Mediaite’s Tommy Christopher On Casey Anthony Jury: ‘Not The Media’s Job’ To Shield Them
The immediate media reaction to the “not guilty” verdict presented to Casey Anthony yesterday has been one of utter disbelief– how could the jury and the media not see eye-to-eye from the same evidence? On today’s Thom Hartmann Radio Show, Mediaite’s Tommy Christopher argued the disconnect lay in what evidence was permissible in a court of law versus the court of public opinion, but that a responsible media cannot be expected to shield potential jurors from their own reporting.
The conversation between Christopher and host Thom Hartmann mostly centered around the differing perspectives that led to such shock among the American press, or as Christopher put it, the “utter apoplexy from people in reaction to this verdict.” To Hartmann, the culprit was in part a tendency to “elevate to diva status anyone with a JD,” but Christopher argued that the difference lay in the American public being “confused” as to the difference between a responsible news story and legally admissible evidence. “There are facts a journalist can present that will never make it into court,” Christopher noted, “and that doesn’t necessarily make the journalist irresponsible or wrong, it’s just a different burden.”

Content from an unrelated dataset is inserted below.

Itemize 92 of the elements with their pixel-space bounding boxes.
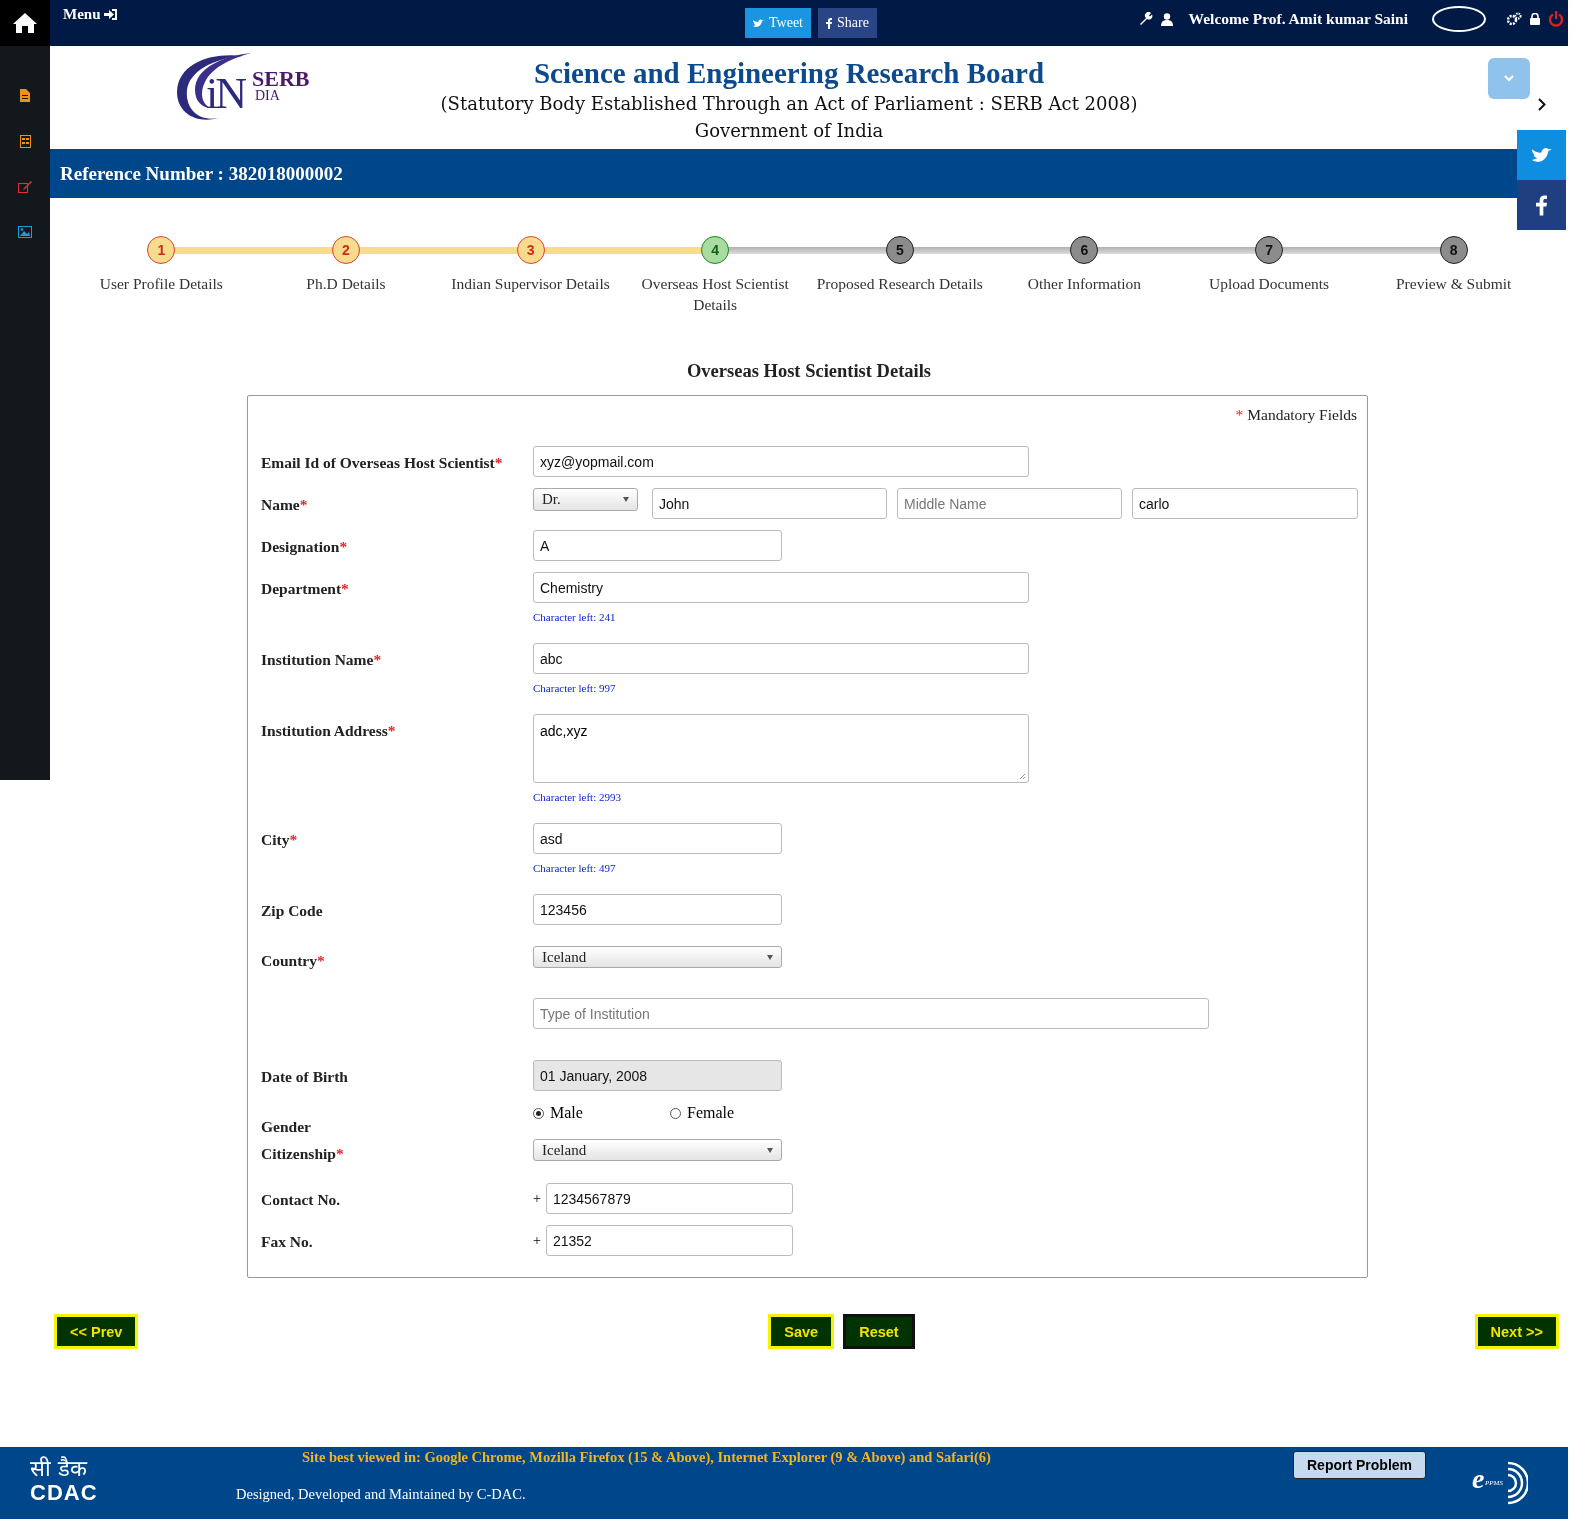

On this point Hartmann agreed, and gave as an example a suspect’s previous behavior. “How are you going to get an impartial jury,” he asked, when “previous behavior is widely publicized in the media?” Hartmann also suggested that a viable alternative would be a Canadian-style system where an indicted person’s identity is shielded from the media until the person is found guilty of a crime. After jokingly suggesting “a group of twelve of your Amish peers,” Christopher argued that, while, “as an armchair legal scholar,” he agreed that the press presented a problem in keeping a potential jury impartial, “as a journalist, that’s not our problem.” He did note that he wished to see more discussion in the media of how the legal rules of evidence differ from the common usage of the word, but ultimately, “it’s not our job to help lawyers pick a jury.”